Prom 16 is allowing listeners’ imaginations let loose, creating pictures of sound and taking us on journeys of the mind. Much of the music featured in this Prom is making its Proms premiere.
We open with Liszt who will be boasting another appearance later in the programme. This is Liszt’s interpretation of Hamlet. In this, he tries to hone in more on the psychological portrayals of the main characters, Ophelia, whose side is told through the clarinets and also Hamlet whose character is interpreted by a stirring upward theme in the string section. Although I am not very familiar with Hamlet, it is obvious that there is a tragic end, after all this is Shakespeare.
This music is delicate and firm in places carrying drama. There is great use of deathly silence, which can just be as important as sound itself. It’s the space in the music that allows us to breathe or even keep us on the edge of our seats in anticipation. This space and loneliness is different to the gestures of his grandiose piano music.
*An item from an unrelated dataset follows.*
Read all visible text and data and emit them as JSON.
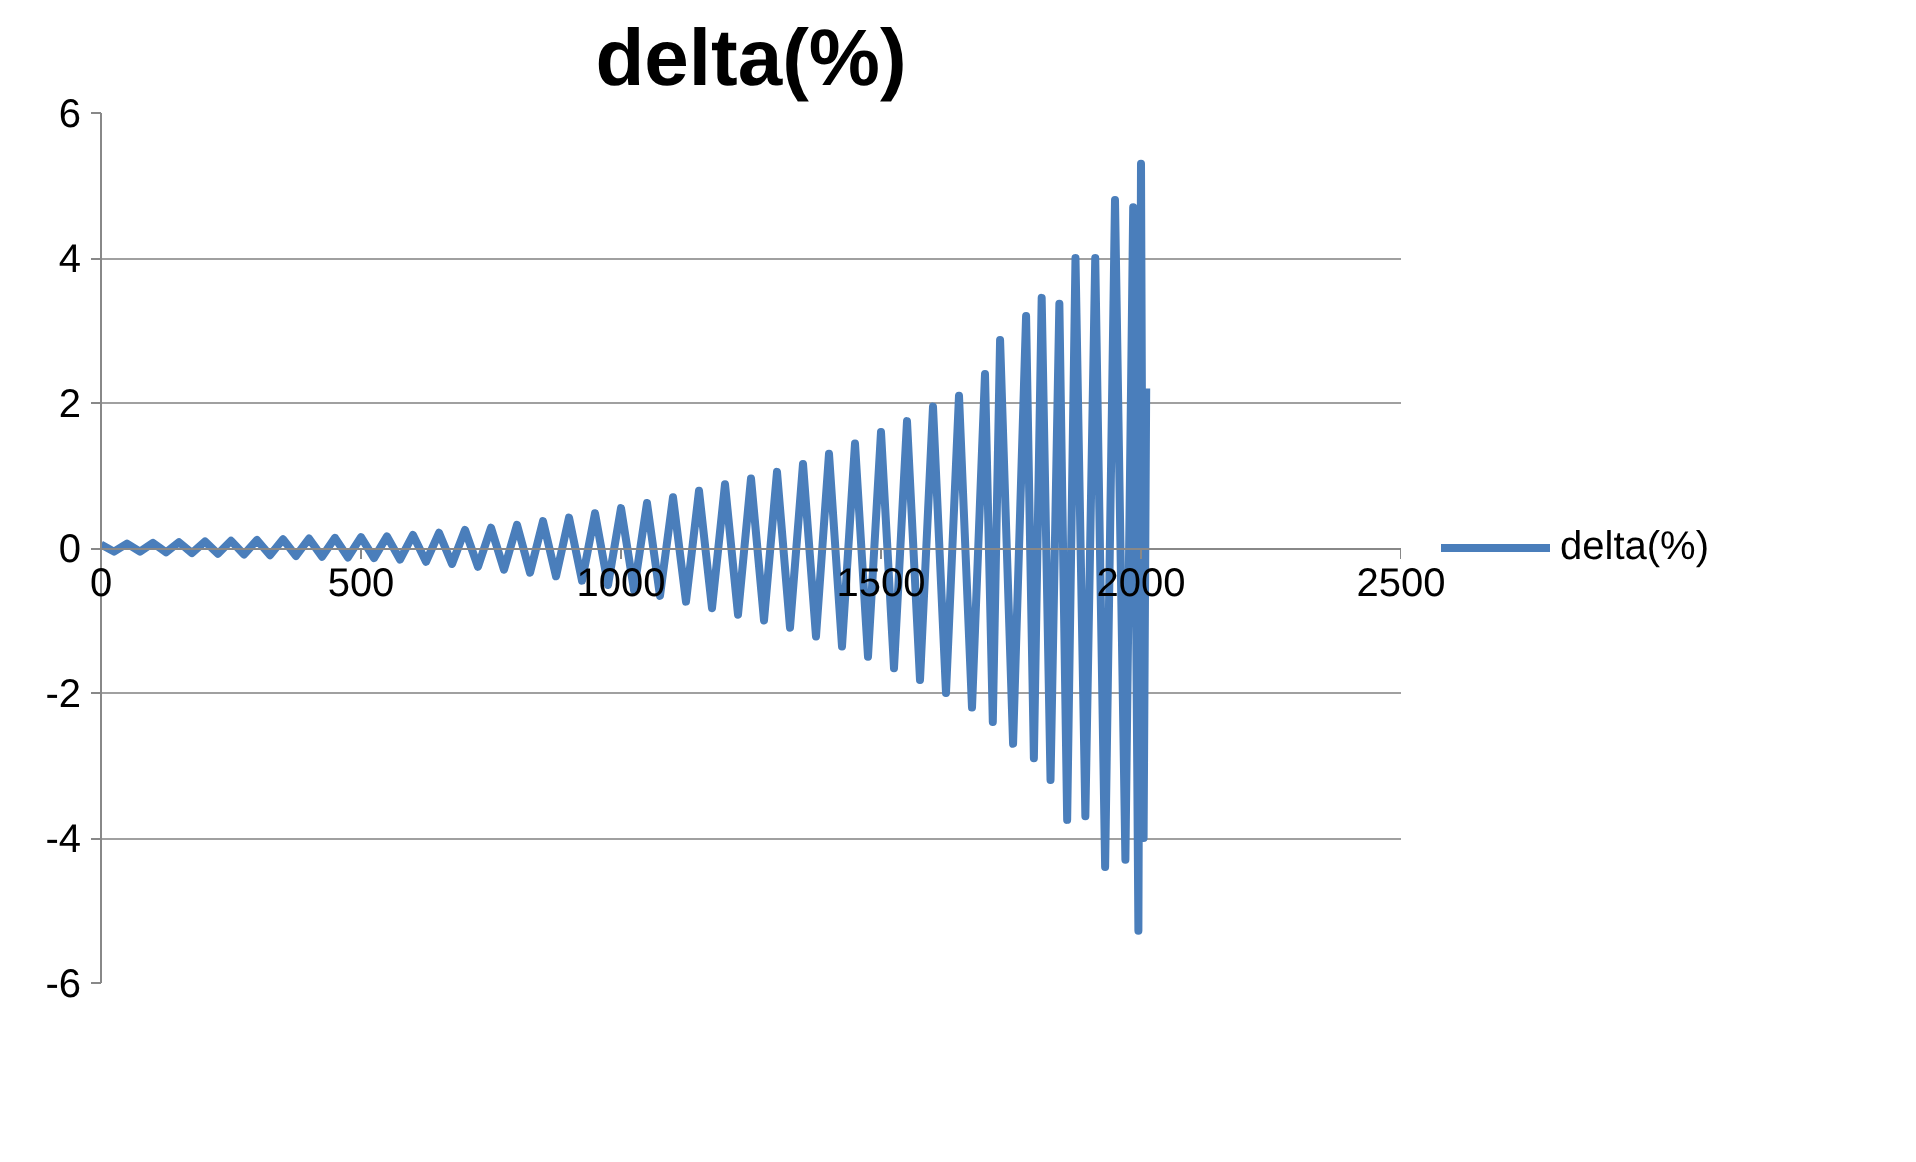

Liszt’s first appearance would be followed by a new world premiere by Julian Anderson. He would present to us a piano concerto that was very alternative in a lot of ways. Instrumentation was certainly unique and included a milk frother and an additional piano tuned a quarter tone flat.
Anderson plays with sound in a fun, interesting way. It’s being manipulated. In a way, it’s like sound is discovering itself and can be quite dreamlike in places. Although there are unusual sounds, it works. Clearly we are listening to deep seated, internal, intimate emotions. There were even maniacal streaks in this and obviously a minimalist influence. What was interesting for a piano concerto is the piano is more in partnership with the orchestra rather than just taking the starring role, which is refreshing.
As an interlude between this piece and the concluding Mussorgsky, is another appearance from Liszt. This time, a symphonic tone poem, which more or less tells of the story of life. It certainly has a different flavour to the opening piece but leads us nicely into Mussorgsky.
Pictures at an Exhibition anchors itself on one particular musical sentence which swaggers with a grandiose stride. I love the smoky saxophones and the Eastern European nuances that break through the seams of this work. This is a piece of music that carries strength and power but is also playful.
The theme is consistent and carries an interesting narrative, it’s hard to believe that this has been converted into an orchestral piece by Ravel from what were originally piano pieces. Unbelievable!